Acquire an Authentication Token

vRealize Operations Manager requires API requests to be authenticated. The first step in this workflow is to obtain an authentication token.

To obtain an authentication token, the login request supplies the user credentials in a form that Basic HTTP authentication requires. In this example, the user is logging in to a vRealize Operations Manager instance with URL https://vrealize.example.com/.

Note: This example uses token-based authentication. For more information regarding authentication mechanisms, see Security.

Using authSource, you can import and authenticate users and user group information that reside on another machine. For example, you can authenticate users from LDAP, Active Directory, VMware Identity Manager, Single Sign-On and so on. When you import user account information that resides on another machine, you must define the criteria used to import the user accounts from the source machine.

After creating an auth source you can use it for acquiring a token by specifying the name. The default auth source type is LOCAL.

Prerequisites

Secure a channel between the web browser and the vRealize Operations Manager server. Open a browser and enter the URL of a vRealize Operations Manager instance such as:
```
https://vrealize.example.com
```
The system warns that your connection is not private. Click through to confirm the security exception and establish an SSL handshake.
Verify that you can access the APIs. Enter the URL of your vRealize Operations Manager instance with suite-api/docs/rest/index.html added to the end, such as:
```
https://vrealize.example.com/suite-api/docs/rest/index.html
```
Verify that you have the login credentials for a user of your vRealize Operations Manager instance.

Procedure

POST a request to the login URL to acquire a token.
```
POST https://vrealize.example.com/suite-api/api/auth/token/acquire
```
See Login Request and Response.
Examine the response.
A successful request returns an ops authorization token, which you must included in subsequent API requests.

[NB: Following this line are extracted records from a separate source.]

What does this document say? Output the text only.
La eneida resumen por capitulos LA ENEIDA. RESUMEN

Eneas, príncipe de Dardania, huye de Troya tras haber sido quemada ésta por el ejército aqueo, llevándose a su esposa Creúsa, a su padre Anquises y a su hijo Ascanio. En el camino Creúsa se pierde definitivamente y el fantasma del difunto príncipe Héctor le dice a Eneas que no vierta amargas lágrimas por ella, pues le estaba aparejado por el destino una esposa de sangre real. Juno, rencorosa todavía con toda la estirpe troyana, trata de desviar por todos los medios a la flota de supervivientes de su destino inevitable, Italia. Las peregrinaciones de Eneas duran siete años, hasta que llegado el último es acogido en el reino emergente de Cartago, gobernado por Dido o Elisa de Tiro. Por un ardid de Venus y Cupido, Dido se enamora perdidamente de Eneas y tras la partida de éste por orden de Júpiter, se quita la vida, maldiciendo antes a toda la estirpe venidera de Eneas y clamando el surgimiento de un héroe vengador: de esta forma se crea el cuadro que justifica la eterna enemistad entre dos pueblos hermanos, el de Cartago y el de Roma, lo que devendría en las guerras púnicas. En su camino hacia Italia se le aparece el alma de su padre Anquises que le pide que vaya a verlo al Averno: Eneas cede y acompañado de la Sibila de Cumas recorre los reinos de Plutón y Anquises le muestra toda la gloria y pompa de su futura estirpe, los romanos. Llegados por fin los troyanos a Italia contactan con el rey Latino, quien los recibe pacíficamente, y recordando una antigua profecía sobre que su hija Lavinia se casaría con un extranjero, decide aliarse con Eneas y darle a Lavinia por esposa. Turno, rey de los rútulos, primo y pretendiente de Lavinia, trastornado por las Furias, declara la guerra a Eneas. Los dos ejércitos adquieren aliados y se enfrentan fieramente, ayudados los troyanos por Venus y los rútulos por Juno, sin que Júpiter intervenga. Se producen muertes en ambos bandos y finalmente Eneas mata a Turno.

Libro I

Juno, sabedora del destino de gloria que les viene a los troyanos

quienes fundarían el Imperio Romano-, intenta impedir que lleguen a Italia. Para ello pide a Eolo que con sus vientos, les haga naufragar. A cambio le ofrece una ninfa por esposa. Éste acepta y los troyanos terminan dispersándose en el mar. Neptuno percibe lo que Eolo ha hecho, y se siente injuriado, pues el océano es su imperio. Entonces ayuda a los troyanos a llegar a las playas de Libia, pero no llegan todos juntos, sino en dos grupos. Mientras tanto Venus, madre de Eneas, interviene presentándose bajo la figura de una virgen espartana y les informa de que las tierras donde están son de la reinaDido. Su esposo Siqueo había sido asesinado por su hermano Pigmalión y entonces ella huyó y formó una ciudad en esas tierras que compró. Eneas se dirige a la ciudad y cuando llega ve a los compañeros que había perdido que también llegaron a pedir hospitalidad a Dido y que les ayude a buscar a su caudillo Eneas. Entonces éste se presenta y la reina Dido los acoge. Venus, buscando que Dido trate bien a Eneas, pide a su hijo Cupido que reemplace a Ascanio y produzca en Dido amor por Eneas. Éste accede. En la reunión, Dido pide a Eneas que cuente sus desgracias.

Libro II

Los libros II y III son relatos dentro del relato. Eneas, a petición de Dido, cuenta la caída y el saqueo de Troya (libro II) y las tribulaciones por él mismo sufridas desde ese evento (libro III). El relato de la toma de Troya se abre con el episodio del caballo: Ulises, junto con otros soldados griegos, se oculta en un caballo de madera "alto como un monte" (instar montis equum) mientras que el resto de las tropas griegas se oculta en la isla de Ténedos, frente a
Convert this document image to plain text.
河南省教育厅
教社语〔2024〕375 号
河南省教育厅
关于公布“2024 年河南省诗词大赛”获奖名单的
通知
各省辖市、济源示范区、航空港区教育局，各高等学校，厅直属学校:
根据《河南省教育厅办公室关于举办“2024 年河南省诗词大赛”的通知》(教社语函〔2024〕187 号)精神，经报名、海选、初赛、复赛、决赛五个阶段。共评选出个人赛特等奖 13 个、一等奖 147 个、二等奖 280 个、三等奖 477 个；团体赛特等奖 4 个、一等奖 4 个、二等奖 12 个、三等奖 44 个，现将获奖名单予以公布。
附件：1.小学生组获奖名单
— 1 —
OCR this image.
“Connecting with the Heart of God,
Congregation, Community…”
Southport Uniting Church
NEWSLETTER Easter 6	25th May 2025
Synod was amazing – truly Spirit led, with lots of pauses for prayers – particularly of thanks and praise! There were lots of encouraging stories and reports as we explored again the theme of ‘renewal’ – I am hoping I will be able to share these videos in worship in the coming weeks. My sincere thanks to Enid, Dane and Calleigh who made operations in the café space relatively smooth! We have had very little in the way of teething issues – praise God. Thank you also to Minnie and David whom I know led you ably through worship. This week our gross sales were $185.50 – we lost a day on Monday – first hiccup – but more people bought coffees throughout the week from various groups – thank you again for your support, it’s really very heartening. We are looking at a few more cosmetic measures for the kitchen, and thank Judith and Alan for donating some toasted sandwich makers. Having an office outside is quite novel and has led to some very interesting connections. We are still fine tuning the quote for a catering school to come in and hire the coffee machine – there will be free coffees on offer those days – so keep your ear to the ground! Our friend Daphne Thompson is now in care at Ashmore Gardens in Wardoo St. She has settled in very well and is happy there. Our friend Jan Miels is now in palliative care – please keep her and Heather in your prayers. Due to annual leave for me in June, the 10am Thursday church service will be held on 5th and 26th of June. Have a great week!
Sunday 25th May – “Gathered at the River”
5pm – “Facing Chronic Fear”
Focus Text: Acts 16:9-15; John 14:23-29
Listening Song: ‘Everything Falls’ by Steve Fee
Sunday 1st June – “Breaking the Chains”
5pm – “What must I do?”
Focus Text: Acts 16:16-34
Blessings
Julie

Example: Login Request and Response

This example shows a request and response for a user with the login username: vRealize-user and password: vRealize-dummy-password.

Request header:

POST https://vrealize.example.com/suite-api/api/auth/token/acquire
Content-Type: application/json
Accept: application/json

Request body in JSON format:

{
  "username" : "vRealize-user",
  "password" : "vRealize-dummy-password"
}

Response in JSON:

200 OK

{  
  "token": "8f868cca-27cc-43d6-a838-c5467e73ec45::77cea9b2-1e87-490e-b626-e878beeaa23b",  
  "validity": 1470421325035,  
  "expiresAt": "Friday, August 5, 2016 6:22:05 PM UTC",  
  "roles": []
}

The response code indicates whether the request succeeded, or how it failed.

If the request is successful, the server return HTTP response code 200 (OK) and re-usable ops authorization token that expires after six hours. This token must be included in each subsequent API request.
If the authorization header is missing for the request, the server returns HTTP response code 403.
If the credentials supplied in the Authorization header are invalid, the server returns HTTP response code 401.